Internal Validation Technique

This section describes the technique behind internal validation in Driverless AI.

For the experiment, Driverless AI will either:

  1. split the data into a training set and internal validation set

or

  1. use cross validation to split the data into \(n\) folds

Driverless AI chooses the method based on the size of the data and the Accuracy setting. For method 1, part of the data is removed to be used for internal validation. (Note: This train and internal validation split may be repeated if the data is small so that more data can be used for training.)

For method 2, however, no data is wasted for internal validation. With cross validation, the whole dataset is utilized, and each model is trained on a different subset of the training data. The following visualization shows an example of cross validation with 5 folds.

_images/validation1.png

Driverless AI randomly splits the data into the specified number of folds for cross validation. With cross validation, the whole dataset is utilized, and each model is trained on a different subset of the training data.

Driverless AI will not automatically create the internal validation data randomly if a user provides a Fold Column or a Validation Dataset. If a Fold Column or a Validation Dataset is provided, Driverless AI will use that data to calculate the performance of the Driverless AI models and to calculate all performance graphs and statistics.
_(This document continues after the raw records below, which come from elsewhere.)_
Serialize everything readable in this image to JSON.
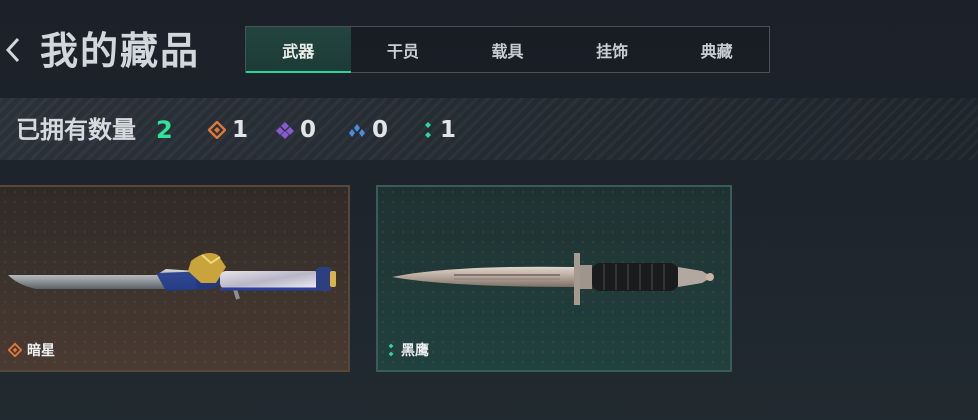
{
  "header": {
    "title": "我的藏品"
  },
  "tabs": [
    {
      "label": "武器",
      "active": true
    },
    {
      "label": "干员",
      "active": false
    },
    {
      "label": "载具",
      "active": false
    },
    {
      "label": "挂饰",
      "active": false
    },
    {
      "label": "典藏",
      "active": false
    }
  ],
  "stats": {
    "owned_label": "已拥有数量",
    "owned_count": "2",
    "rarities": [
      {
        "icon": "orange-diamond-icon",
        "color": "#e0773a",
        "count": "1"
      },
      {
        "icon": "purple-diamond-icon",
        "color": "#8a5ad6",
        "count": "0"
      },
      {
        "icon": "blue-triangle-icon",
        "color": "#4b8ee0",
        "count": "0"
      },
      {
        "icon": "green-dots-icon",
        "color": "#2ed79a",
        "count": "1"
      }
    ]
  },
  "items": [
    {
      "name": "暗星",
      "rarity_icon": "orange-diamond-icon"
    },
    {
      "name": "黑鹰",
      "rarity_icon": "green-dots-icon"
    }
  ],
  "colors": {
    "accent": "#27d59a",
    "owned_count": "#2fe39a"
  }
}
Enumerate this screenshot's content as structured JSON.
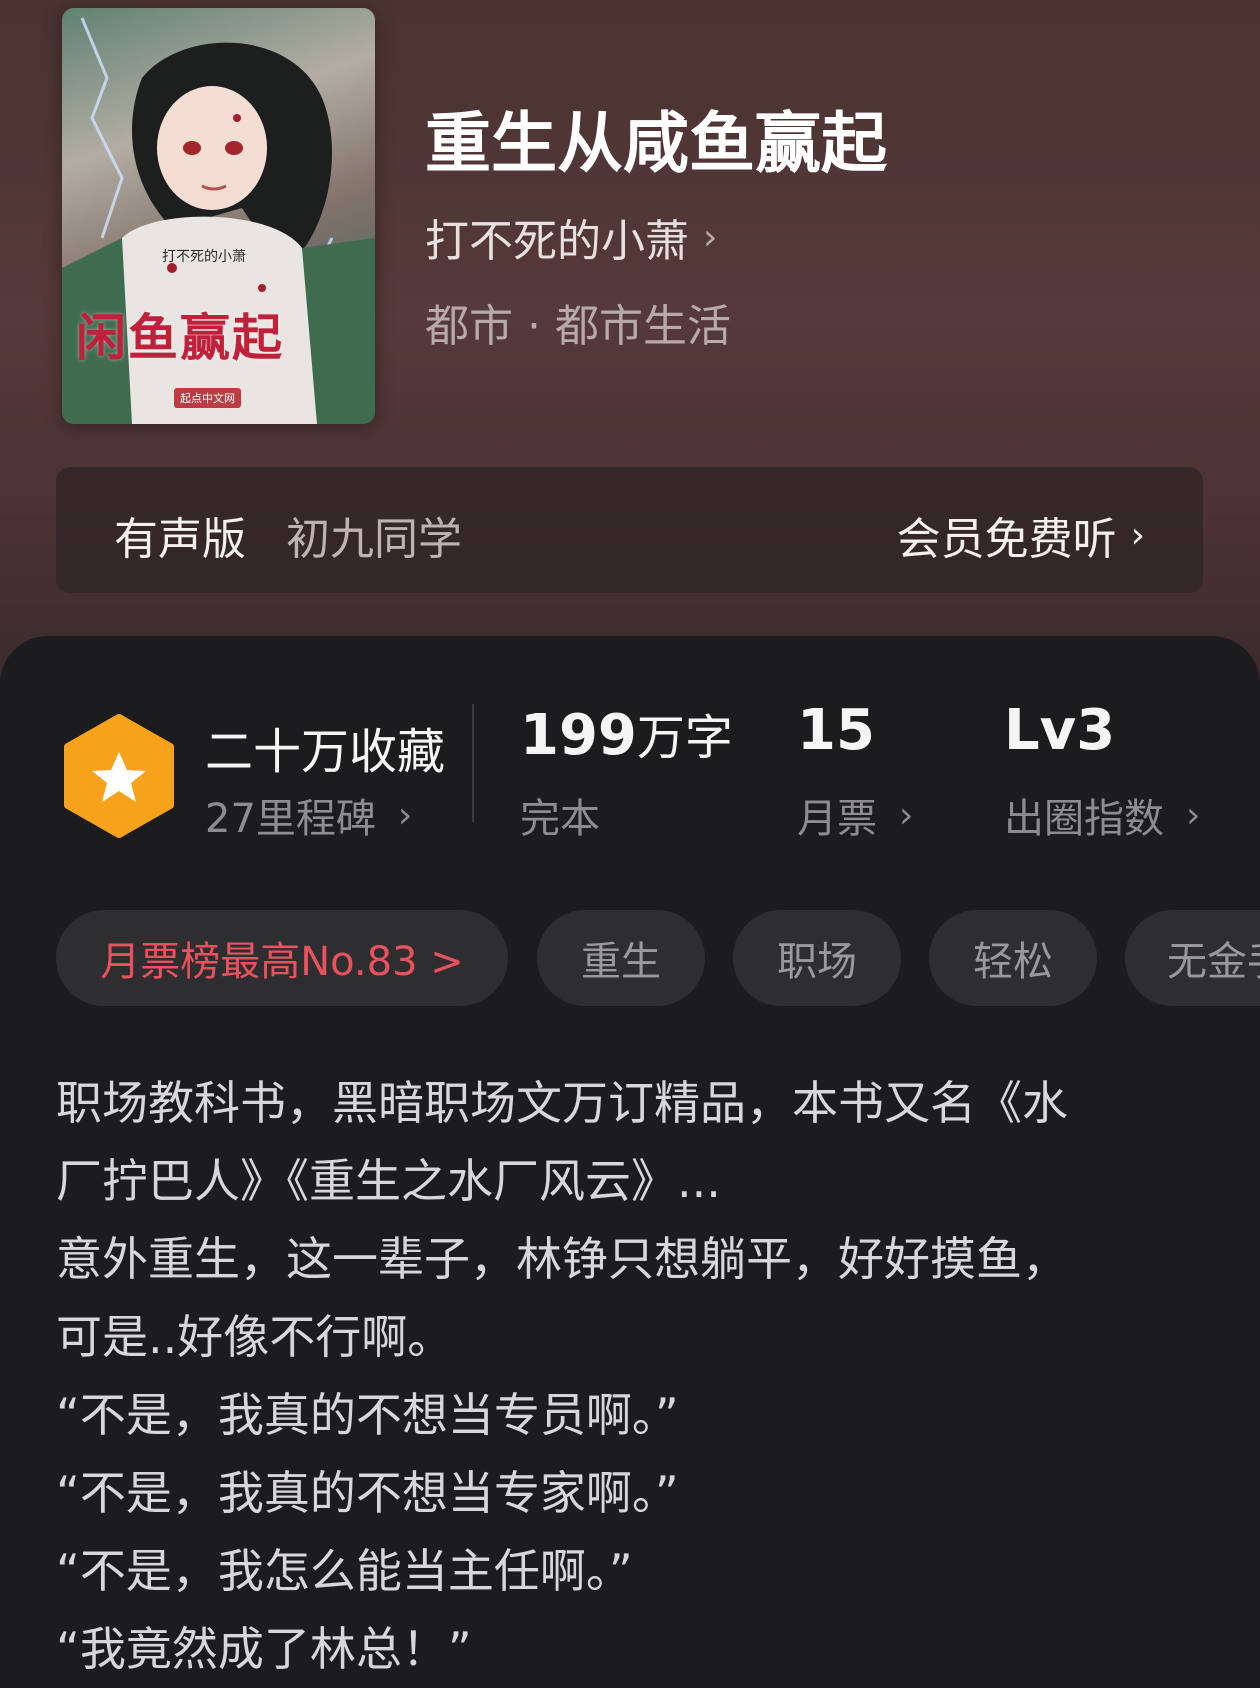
{
  "book": {
    "title": "重生从咸鱼赢起",
    "author": "打不死的小萧",
    "genre": "都市 · 都市生活",
    "cover": {
      "title_art": "闲鱼赢起",
      "author_art": "打不死的小萧",
      "publisher_art": "起点中文网"
    }
  },
  "audio": {
    "label": "有声版",
    "narrator": "初九同学",
    "cta": "会员免费听"
  },
  "stats": {
    "collection": "二十万收藏",
    "milestone": "27里程碑",
    "words_num": "199",
    "words_unit": "万字",
    "status": "完本",
    "monthly_votes": "15",
    "monthly_votes_label": "月票",
    "level": "Lv3",
    "level_label": "出圈指数"
  },
  "tags": [
    "月票榜最高No.83 >",
    "重生",
    "职场",
    "轻松",
    "无金手"
  ],
  "description": [
    "职场教科书，黑暗职场文万订精品，本书又名《水",
    "厂拧巴人》《重生之水厂风云》...",
    "意外重生，这一辈子，林铮只想躺平，好好摸鱼，",
    "可是..好像不行啊。",
    "“不是，我真的不想当专员啊。”",
    "“不是，我真的不想当专家啊。”",
    "“不是，我怎么能当主任啊。”",
    "“我竟然成了林总！”"
  ],
  "colors": {
    "accent_rank": "#e8525c",
    "badge_orange": "#f7a21b",
    "sheet_bg": "#1c1b1d"
  },
  "icons": {
    "chevron": "chevron-right-icon",
    "badge": "star-hexagon-icon"
  }
}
If the experiment is a Time Series use case, and a Time Column is selected, Driverless AI will change the way the internal validation data is created. In the case of temporal data, it is important to train on historical data and validate on more recent data. Driverless AI does not perform random splits, but instead respects the temporal nature of the data to prevent any data leakage. In addition, the train/validation split is a function of the time gap between train and test as well as the forecast horizon (amount of time periods to predict). If test data is provided, Driverless AI will suggest values for these parameters that lead to a validation set that resembles the test set as much as possible. But users can control the creation of the validation split in order to adjust it to the actual application.